Lon knew the town like a book. He knew the playgrounds and the favorite lounging places. Moreover, he had ready excuse for visiting them. There were half a dozen errands to be done; he took the car and sallied forth on his round.
A few small boys were playing on the high school grounds, but he didn’t halt to observe them; they were younger than the club and not likely to be involved in its affairs. At street corners he noticed two or three groups of high school pupils, and marked that they were talking earnestly. Then he came to the field where the baseball diamond was laid out, and where a scrub game was in progress. There was a fringe of spectators about the field, and half a dozen cars and wagons were lined at the curb. Lon drew up behind a truck, whose driver was killing a spare quarter of an hour. The man on the truck nodded.
“H’lo, Lon! How be?”
“Fair to middlin’,” said Lon. “Guess if the weather man was diagnosin’ my troubles he’d be sayin’ something about a faintly developed trough o’ depression, but not flyin’ no storm signals. And how’s the rest o’ the Grand Lodge o’ the Sons of Rest?”
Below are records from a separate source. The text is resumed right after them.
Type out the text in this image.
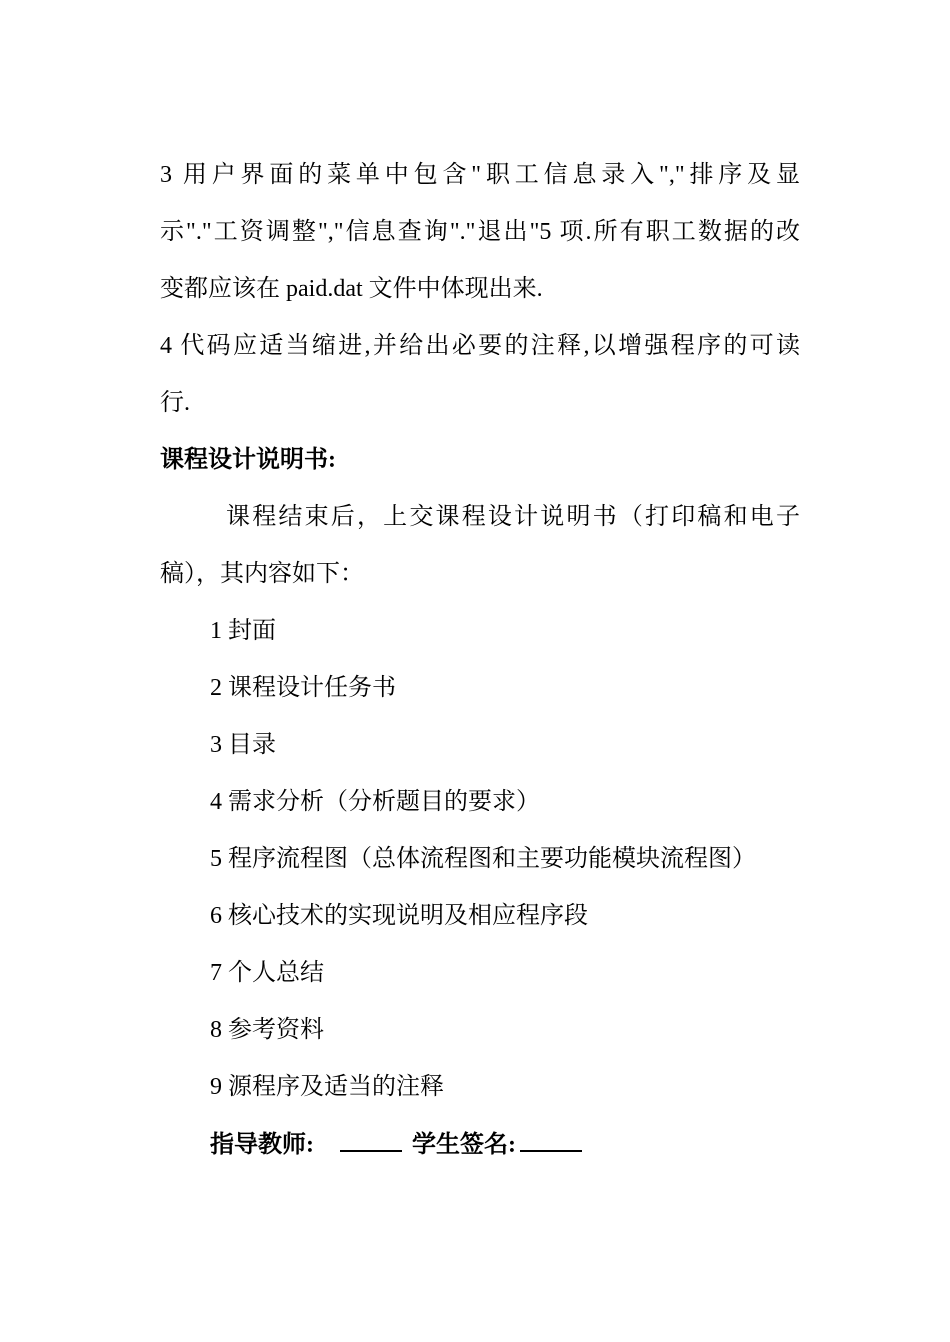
3 用户界面的菜单中包含"职工信息录入","排序及显
示"."工资调整","信息查询"."退出"5 项.所有职工数据的改
变都应该在 paid.dat 文件中体现出来.
4 代码应适当缩进,并给出必要的注释,以增强程序的可读
行.
课程设计说明书:
课程结束后，上交课程设计说明书（打印稿和电子
稿），其内容如下：
1 封面
2 课程设计任务书
3 目录
4 需求分析（分析题目的要求）
5 程序流程图（总体流程图和主要功能模块流程图）
6 核心技术的实现说明及相应程序段
7 个人总结
8 参考资料
9 源程序及适当的注释
指导教师:	学生签名:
“Holdin’ protracted session, I guess,” quoth the truckman cheerfully. “Business ain’t what it used to be,” he added with a sudden change of note.
“Kinder lucky thing for business, at that,” Lon countered. “Got to keep up with the times, you know—same as we do.... Say! Who’s at bat?”
“Dunno. Guess he ain’t one of the reg’lars.”
“Don’t hold himself like one,” Lon agreed. He ran his eye over the players and spectators. There was something half-hearted about the game, and the boys about the diamond were not displaying keen interest in its progress. None of the club was in sight, but he recognized a number of Sam’s classmates, among them Ed Zorn.
Lon kept closely enough in touch with the affairs of his young friends to be aware that Zorn and the Safety First boys were not on terms of intimacy. It was a logical thing, therefore, for him to watch Ed keenly, his theory being that Sam was involved in some difficulty with his schoolmates. Zorn, in other words, was as likely as anybody else to be concerned in the dispute. So Lon studied the suspect. More, he made a discovery or two.
Zorn, for one thing, was paying no attention to the game. He was sauntering back and forth along the line behind first base, going from one group to the next. Lon noted that almost invariably he became the center of a little cluster of boys, to whom he appeared to talk very earnestly for a moment or two. The performance was repeated so often that Lon made up his mind there was method in it.